Time-limited authentication (TLA) is a new feature that ServiceNow has introduced to further enhance the security of ServiceNow instances from the Utah release.
First things first. What exactly is TLA?
TLA is an authentication mechanism that allows access to a system or service for a limited period. This is essential in scenarios where users need temporary access to a system, and it is not desirable for them to stay logged in indefinitely. This can ensure that a user is automatically logged out after the set period, reducing the risk of unauthorised access to resources.
One of the significant advantages of TLA is that it reduces the risk of unauthorised access to sensitive information. Links generated with TLA are unique and can only be used once. The link is valid only for a specific period, and once the time expires, the link becomes invalid. This ensures that the link cannot be used by an unauthorised actor to access the system, and it reduces the risk of account hijacking or data breaches.
So how does it work in ServiceNow?
The TLA feature in ServiceNow is designed to ensure that only the intended users can access the system during the period that the link is valid. Admins configure link-based authentication and that can be shared with the user through email or SMS, and the user can use the link to log in to the instance with the required privileges.
To ensure that the link is unique, TLA uses a mechanism called a nonce. A nonce is a random or pseudo-random number that is used only once. The nonce is included in the link along with other data, such as a timestamp or a cryptographic hash of the message. The receiver of the message or transaction (i.e. the ServiceNow instance) can then verify that the nonce has not been used before and that the message or transaction is unique.

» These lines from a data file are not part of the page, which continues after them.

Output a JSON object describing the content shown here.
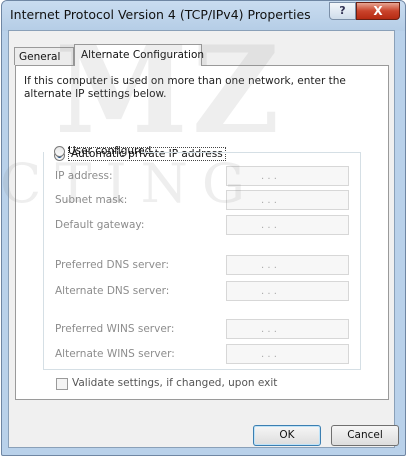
{
  "window": {
    "title": "Internet Protocol Version 4 (TCP/IPv4) Properties",
    "help_symbol": "?",
    "close_symbol": "X"
  },
  "tabs": [
    {
      "label": "General",
      "selected": false
    },
    {
      "label": "Alternate Configuration",
      "selected": true
    }
  ],
  "content": {
    "description": "If this computer is used on more than one network, enter the alternate IP settings below.",
    "option_auto": {
      "label": "Automatic private IP address",
      "selected": true
    },
    "option_user": {
      "label": "User configured",
      "selected": false
    }
  },
  "fields": [
    {
      "label": "IP address:",
      "value": ". . ."
    },
    {
      "label": "Subnet mask:",
      "value": ". . ."
    },
    {
      "label": "Default gateway:",
      "value": ". . ."
    },
    {
      "label": "Preferred DNS server:",
      "value": ". . ."
    },
    {
      "label": "Alternate DNS server:",
      "value": ". . ."
    },
    {
      "label": "Preferred WINS server:",
      "value": ". . ."
    },
    {
      "label": "Alternate WINS server:",
      "value": ". . ."
    }
  ],
  "validate": {
    "label": "Validate settings, if changed, upon exit",
    "checked": false
  },
  "buttons": {
    "ok": "OK",
    "cancel": "Cancel"
  },
  "watermark": {
    "line1": "MZ",
    "line2": "CTING"
  }
}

TLA can also be used in combination with multi-factor authentication (MFA) to provide an additional layer of security for the authentication process. The user is required to provide a second factor, such as a one-time password (OTP), or SMS. Logins using TLA is controlled through Adaptive Authentication policies.
Hold Up. What’s Adaptive Authentication?
Adaptive authentication uses policies to evaluate authentication requests and then either deny or allow access to an instance based on the conditions specified. Adaptive authentication policies and contexts restrict access to a ServiceNow instance based on source IP addresses, the role(s) the user has, and even what group they’re in. This can be for both users (humans) and API calls.
What are some use cases for TLA?
- Contractors: TLA can be used to provide contractors with temporary access to specific resources within the ServiceNow instance.
- Third-party vendors: ServiceNow customers often have third-party vendors who need temporary access to specific resources within a ServiceNow environment. TLA can be used to provide these vendors with temporary access to the system, ensuring that they can only access the resources they need for the required time.
- Compliance requirements: Many organisations are required to comply with regulations such as HIPAA, GDPR, or PCI-DSS, which have strict requirements for access control and user authentication.
- High-risk systems: Some ServiceNow deployments may be high-risk and require additional security measures to prevent unauthorised access. TLA can be used as an additional layer of security for these systems.
- Test environments: Sometimes there’s a need to restrict access to sub-production environments for certain user cohorts to conduct testing.
In conclusion…
Time-limited authentication in ServiceNow will provide several benefits, including enhanced security, reduced risk of unauthorised access, and potential for improved user experience and is an excellent addition to the platform that enhances the security posture for ServiceNow customers.